Unfortunately, much of the goodwill restored by the band post-stage fake out evaporated like sweat into the rafters of the overheated 299 Meserole Street. The reigning kings of indie—because, really, The Reflektors in-joke was tired by now—abruptly left the stage after jamming through “Here Comes the Nighttime.” With the lights still out, the audience stood around like idiots for 10, 15, 20 minutes waiting in vain for an encore.
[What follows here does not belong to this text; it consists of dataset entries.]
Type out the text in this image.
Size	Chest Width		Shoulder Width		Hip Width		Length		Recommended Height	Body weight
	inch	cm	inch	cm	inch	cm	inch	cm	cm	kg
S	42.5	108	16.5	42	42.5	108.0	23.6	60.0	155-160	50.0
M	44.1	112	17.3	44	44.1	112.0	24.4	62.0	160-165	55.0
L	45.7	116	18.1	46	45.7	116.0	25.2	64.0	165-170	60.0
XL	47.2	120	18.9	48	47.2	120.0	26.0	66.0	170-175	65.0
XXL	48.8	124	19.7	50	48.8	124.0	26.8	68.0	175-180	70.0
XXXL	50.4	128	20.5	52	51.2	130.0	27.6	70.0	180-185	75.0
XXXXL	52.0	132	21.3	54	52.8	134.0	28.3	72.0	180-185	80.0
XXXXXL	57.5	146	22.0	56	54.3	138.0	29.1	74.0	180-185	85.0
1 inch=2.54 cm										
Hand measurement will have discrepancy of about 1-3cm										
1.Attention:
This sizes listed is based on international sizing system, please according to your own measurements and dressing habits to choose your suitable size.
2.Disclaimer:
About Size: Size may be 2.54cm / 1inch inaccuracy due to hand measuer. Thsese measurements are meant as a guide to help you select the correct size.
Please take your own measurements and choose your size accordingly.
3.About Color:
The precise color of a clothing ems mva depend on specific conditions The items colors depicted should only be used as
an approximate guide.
Mr. Butler reemerged to make an awkward, muffled joke about body odor and said, “We’re not playing any more songs. But we are going to play some dance music.” The crowd—or at least my portion of it—loudly booed. Recoiling a bit, Mr. Butler said, “If that’s super a bummer that we’re only going to dance with you and party all night, then go home.” (The dance party was over by midnight.)

Many fans did, the memory of “Neighborhood #3” standing out as a highlight, but the evening’s unfortunate bookends suggesting that Arcade Fire had gotten too big for this sort of block.

This article first ran in the New York Observer.